Imposta di bollo sul libretto postale: costi, soglie e agevolazioni
Il bollo annuale sul libretto di risparmio postale influisce sul rendimento reale della liquidità detenuta. Comprendere come viene calcolato, quali soglie si applicano e quali alternative possa offrire la gestione della giacenza aiuta a pianificare con maggiore efficacia le risorse disponibili.
imposta di bollo sul libretto di risparmio postale
imposta di bollo: calcolo della giacenza media
La base imponibile è la giacenza media annua registrata giorno per giorno. Non è sufficiente un saldo in un singolo istante: periodi con nuovi accrediti o chiusure possono modificare la media, ma non bastano da soli a far scattare l’imposta se la media resta contenuta. Per le persone fisiche, se la giacenza media annua complessiva supera 5.000 euro, scatta un importo fisso di 34,20 euro all’anno. Se la media è al di sotto della soglia, non è dovuto nulla. Per le persone giuridiche non esistono esenzioni: il bollo è sempre dovuto e l’importo è più elevato rispetto a quello previsto per i privati.
imposta di bollo: addebito e rendicontazione
L’addebito si indica nella rendicontazione annuale, tipicamente al 31 dicembre. In caso di chiusura anticipata del libretto, l’imposta è applicata in proporzione al periodo di apertura.
impatto sul rendimento e alternative
I libretti presentano tassi base molto bassi: la tassa fissa di 34,20 euro può azzerare o superare gli interessi maturati nell’arco di un anno. Per contenere l’effetto sul rendimento, è possibile mantenere la giacenza media sotto i 5.000 euro e spostare l’eccedenza su strumenti con bollo proporzionale, come conti deposito, buoni fruttiferi o titoli di stato. In questi casi l’imposta è pari a 0,20% del capitale e viene calcolata in base ai giorni di possesso.

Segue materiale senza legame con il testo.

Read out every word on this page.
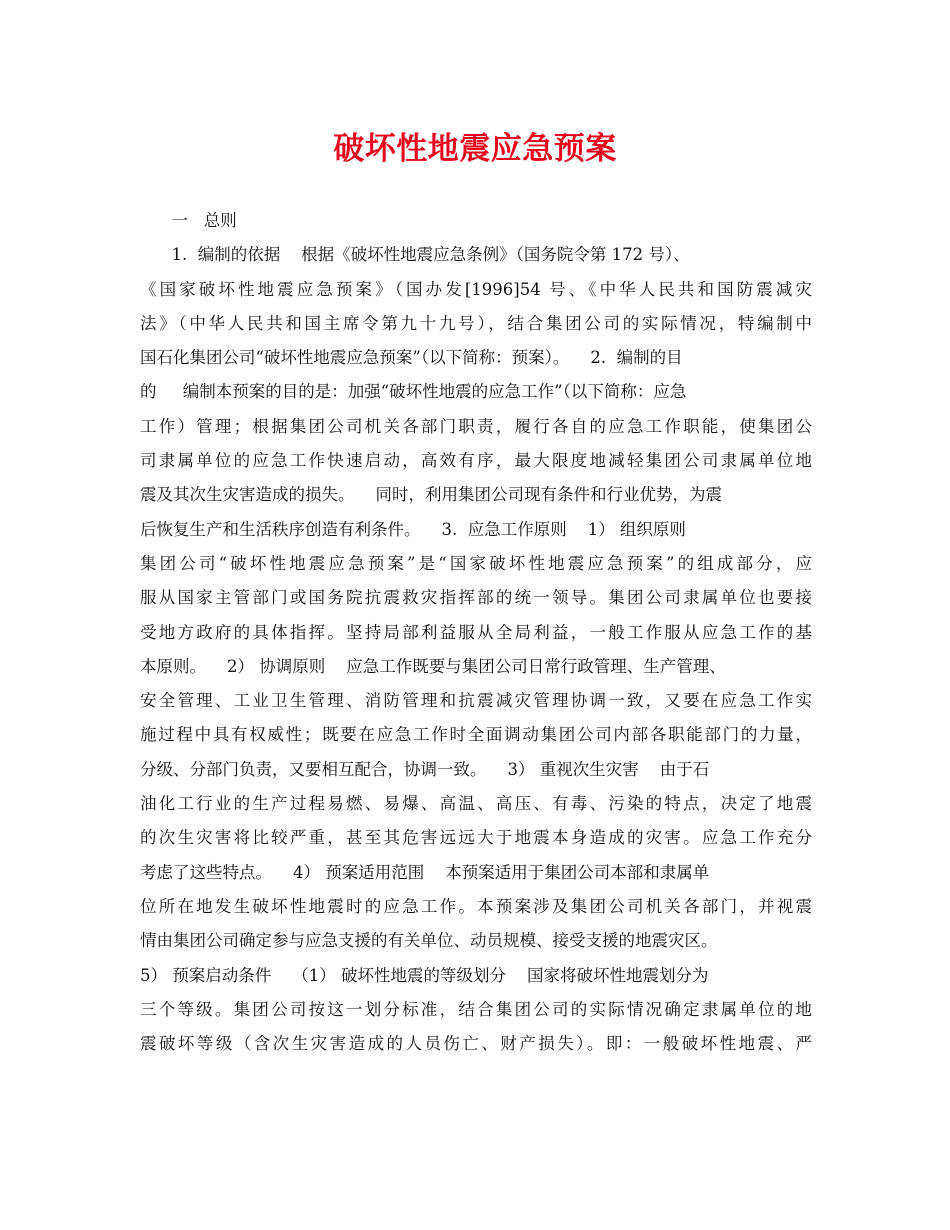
破坏性地震应急预案
一   总则
1.  编制的依据    根据《破坏性地震应急条例》（国务院令第 172 号）、
《国家破坏性地震应急预案》（国办发[1996]54 号、《中华人民共和国防震减灾
法》（中华人民共和国主席令第九十九号），结合集团公司的实际情况，特编制中
国石化集团公司“破坏性地震应急预案”（以下简称：预案）。    2.  编制的目
的     编制本预案的目的是：加强“破坏性地震的应急工作”（以下简称：应急
工作）管理；根据集团公司机关各部门职责，履行各自的应急工作职能，使集团公
司隶属单位的应急工作快速启动，高效有序，最大限度地减轻集团公司隶属单位地
震及其次生灾害造成的损失。    同时，利用集团公司现有条件和行业优势，为震
后恢复生产和生活秩序创造有利条件。    3.  应急工作原则    1） 组织原则
集团公司“破坏性地震应急预案”是“国家破坏性地震应急预案”的组成部分，应
服从国家主管部门或国务院抗震救灾指挥部的统一领导。集团公司隶属单位也要接
受地方政府的具体指挥。坚持局部利益服从全局利益，一般工作服从应急工作的基
本原则。    2） 协调原则    应急工作既要与集团公司日常行政管理、生产管理、
安全管理、工业卫生管理、消防管理和抗震减灾管理协调一致，又要在应急工作实
施过程中具有权威性；既要在应急工作时全面调动集团公司内部各职能部门的力量，
分级、分部门负责，又要相互配合，协调一致。    3） 重视次生灾害    由于石
油化工行业的生产过程易燃、易爆、高温、高压、有毒、污染的特点，决定了地震
的次生灾害将比较严重，甚至其危害远远大于地震本身造成的灾害。应急工作充分
考虑了这些特点。    4） 预案适用范围    本预案适用于集团公司本部和隶属单
位所在地发生破坏性地震时的应急工作。本预案涉及集团公司机关各部门，并视震
情由集团公司确定参与应急支援的有关单位、动员规模、接受支援的地震灾区。
5） 预案启动条件    （1） 破坏性地震的等级划分    国家将破坏性地震划分为
三个等级。集团公司按这一划分标准，结合集团公司的实际情况确定隶属单位的地
震破坏等级（含次生灾害造成的人员伤亡、财产损失）。即：一般破坏性地震、严
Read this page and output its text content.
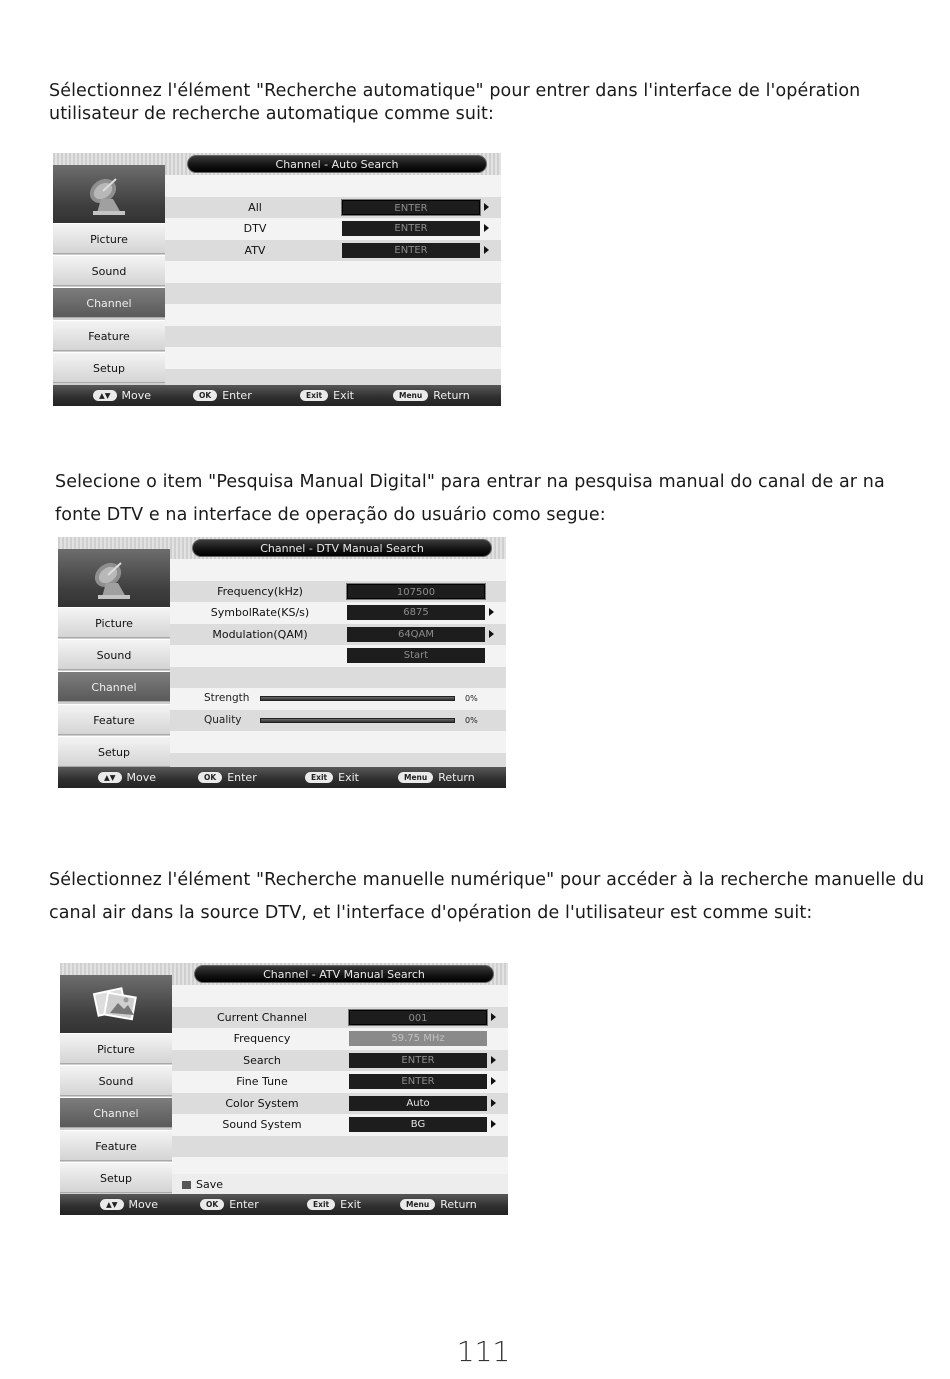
Sélectionnez l'élément "Recherche automatique" pour entrer dans l'interface de l'opération utilisateur de recherche automatique comme suit:

Channel - Auto Search
Picture
Sound
Channel
Feature
Setup
All	ENTER
DTV	ENTER
ATV	ENTER
▲▼ Move	OK Enter	Exit Exit	Menu Return

Selecione o item "Pesquisa Manual Digital" para entrar na pesquisa manual do canal de ar na fonte DTV e na interface de operação do usuário como segue:

Channel - DTV Manual Search
Picture
Sound
Channel
Feature
Setup
Frequency(kHz)	107500
SymbolRate(KS/s)	6875
Modulation(QAM)	64QAM
Start
Strength	0%
Quality	0%
▲▼ Move	OK Enter	Exit Exit	Menu Return

Sélectionnez l'élément "Recherche manuelle numérique" pour accéder à la recherche manuelle du canal air dans la source DTV, et l'interface d'opération de l'utilisateur est comme suit:

Channel - ATV Manual Search
Picture
Sound
Channel
Feature
Setup
Current Channel	001
Frequency	59.75 MHz
Search	ENTER
Fine Tune	ENTER
Color System	Auto
Sound System	BG
Save
▲▼ Move	OK Enter	Exit Exit	Menu Return
111
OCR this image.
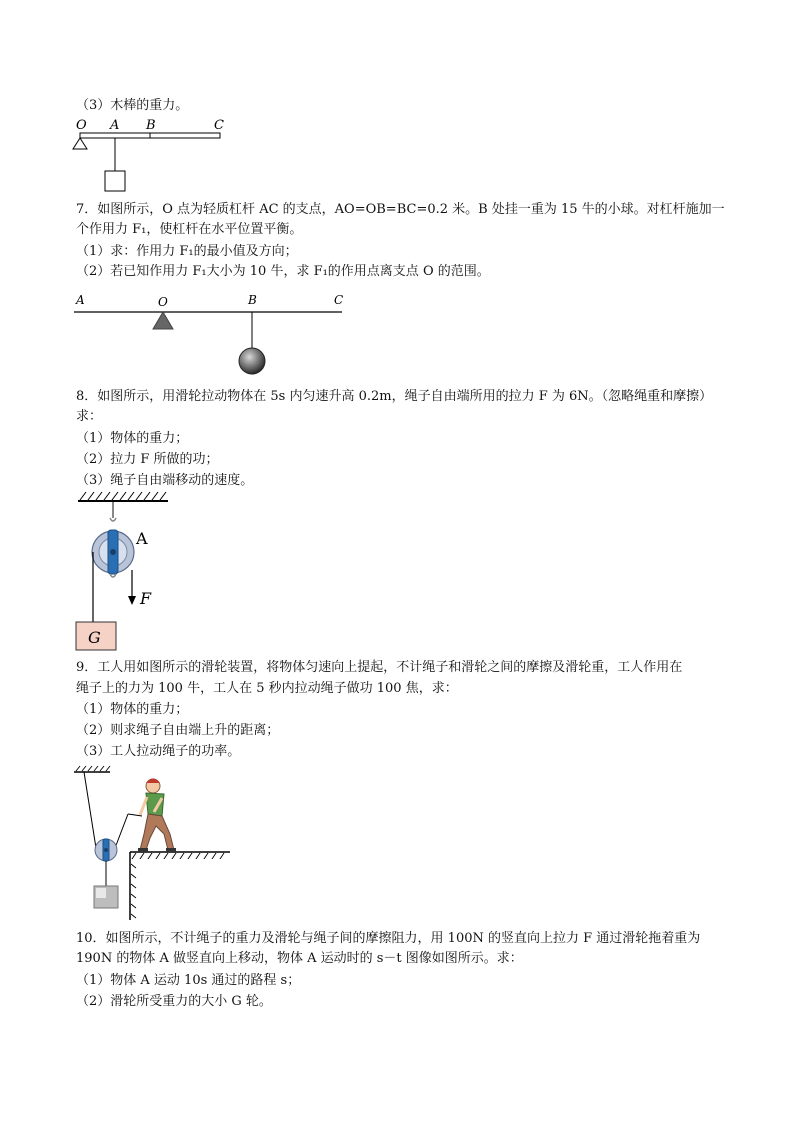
（3）木棒的重力。
O A B	C
7．如图所示，O 点为轻质杠杆 AC 的支点，AO=OB=BC=0.2 米。B 处挂一重为 15 牛的小球。对杠杆施加一
个作用力 F₁，使杠杆在水平位置平衡。
（1）求：作用力 F₁的最小值及方向；
（2）若已知作用力 F₁大小为 10 牛，求 F₁的作用点离支点 O 的范围。
A	O	B	C
8．如图所示，用滑轮拉动物体在 5s 内匀速升高 0.2m，绳子自由端所用的拉力 F 为 6N。（忽略绳重和摩擦）
求：
（1）物体的重力；
（2）拉力 F 所做的功；
（3）绳子自由端移动的速度。
A
F
G
9．工人用如图所示的滑轮装置，将物体匀速向上提起，不计绳子和滑轮之间的摩擦及滑轮重，工人作用在
绳子上的力为 100 牛，工人在 5 秒内拉动绳子做功 100 焦，求：
（1）物体的重力；
（2）则求绳子自由端上升的距离；
（3）工人拉动绳子的功率。
10．如图所示，不计绳子的重力及滑轮与绳子间的摩擦阻力，用 100N 的竖直向上拉力 F 通过滑轮拖着重为
190N 的物体 A 做竖直向上移动，物体 A 运动时的 s－t 图像如图所示。求：
（1）物体 A 运动 10s 通过的路程 s；
（2）滑轮所受重力的大小 G 轮。
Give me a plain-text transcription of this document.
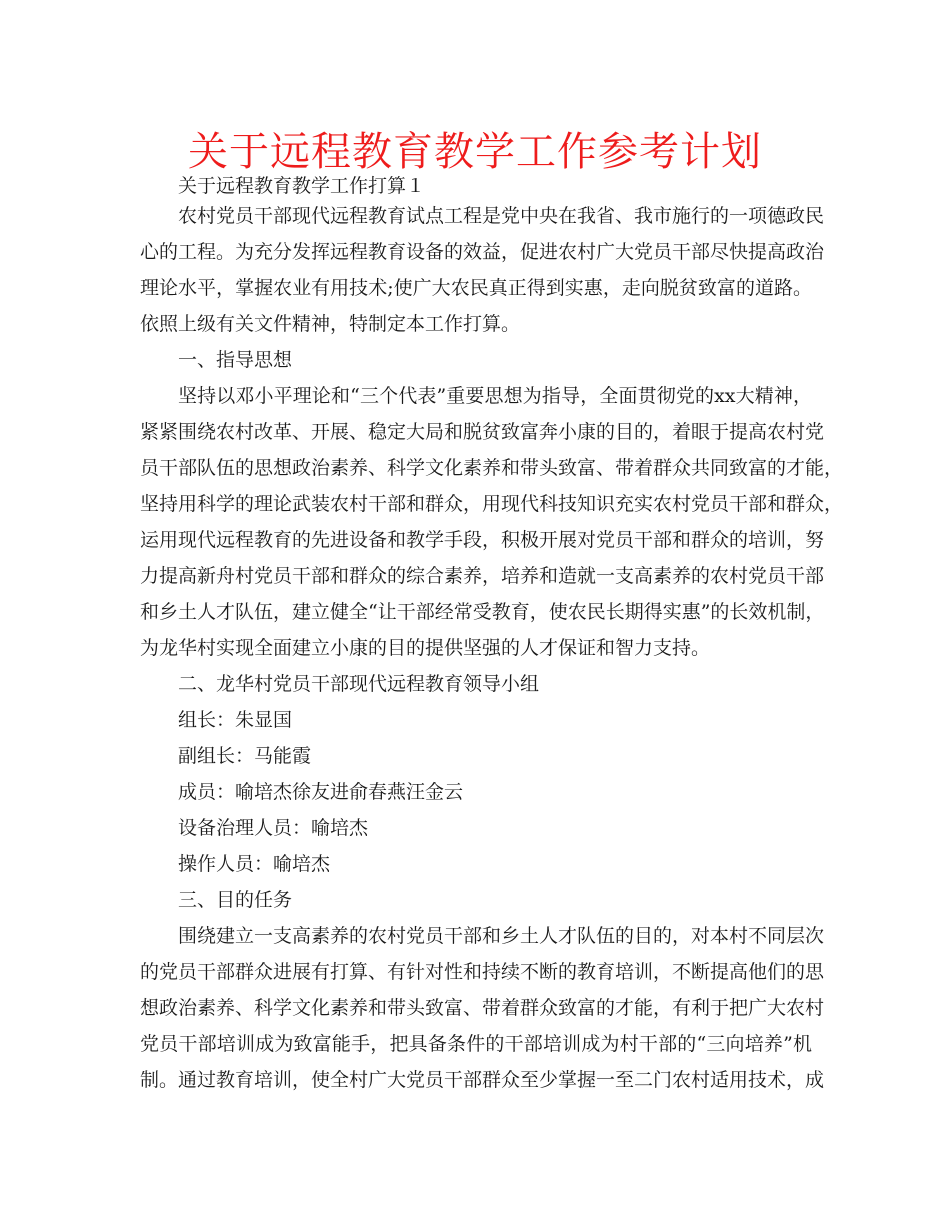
关于远程教育教学工作参考计划
关于远程教育教学工作打算１
农村党员干部现代远程教育试点工程是党中央在我省、我市施行的一项德政民
心的工程。为充分发挥远程教育设备的效益，促进农村广大党员干部尽快提高政治
理论水平，掌握农业有用技术;使广大农民真正得到实惠，走向脱贫致富的道路。
依照上级有关文件精神，特制定本工作打算。
一、指导思想
坚持以邓小平理论和“三个代表”重要思想为指导，全面贯彻党的xx大精神，
紧紧围绕农村改革、开展、稳定大局和脱贫致富奔小康的目的，着眼于提高农村党
员干部队伍的思想政治素养、科学文化素养和带头致富、带着群众共同致富的才能，
坚持用科学的理论武装农村干部和群众，用现代科技知识充实农村党员干部和群众，
运用现代远程教育的先进设备和教学手段，积极开展对党员干部和群众的培训，努
力提高新舟村党员干部和群众的综合素养，培养和造就一支高素养的农村党员干部
和乡土人才队伍，建立健全“让干部经常受教育，使农民长期得实惠”的长效机制，
为龙华村实现全面建立小康的目的提供坚强的人才保证和智力支持。
二、龙华村党员干部现代远程教育领导小组
组长：朱显国
副组长：马能霞
成员：喻培杰徐友进俞春燕汪金云
设备治理人员：喻培杰
操作人员：喻培杰
三、目的任务
围绕建立一支高素养的农村党员干部和乡土人才队伍的目的，对本村不同层次
的党员干部群众进展有打算、有针对性和持续不断的教育培训，不断提高他们的思
想政治素养、科学文化素养和带头致富、带着群众致富的才能，有利于把广大农村
党员干部培训成为致富能手，把具备条件的干部培训成为村干部的“三向培养”机
制。通过教育培训，使全村广大党员干部群众至少掌握一至二门农村适用技术，成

imposta di bollo: novità ise dal 2025
Non esistono esenzioni automatiche legate al reddito o all’ISEE per i libretti: la soglia resta 5.000 euro. Una novità riguarda l’ISEE: dal 2025, libretti, titoli di stato e buoni postali sono esclusi dal patrimonio mobiliare fino a 50.000 euro per nucleo familiare. Il bollo resta dovuto, ma l’impatto sull’accesso alle agevolazioni sociali può diminuire significativamente.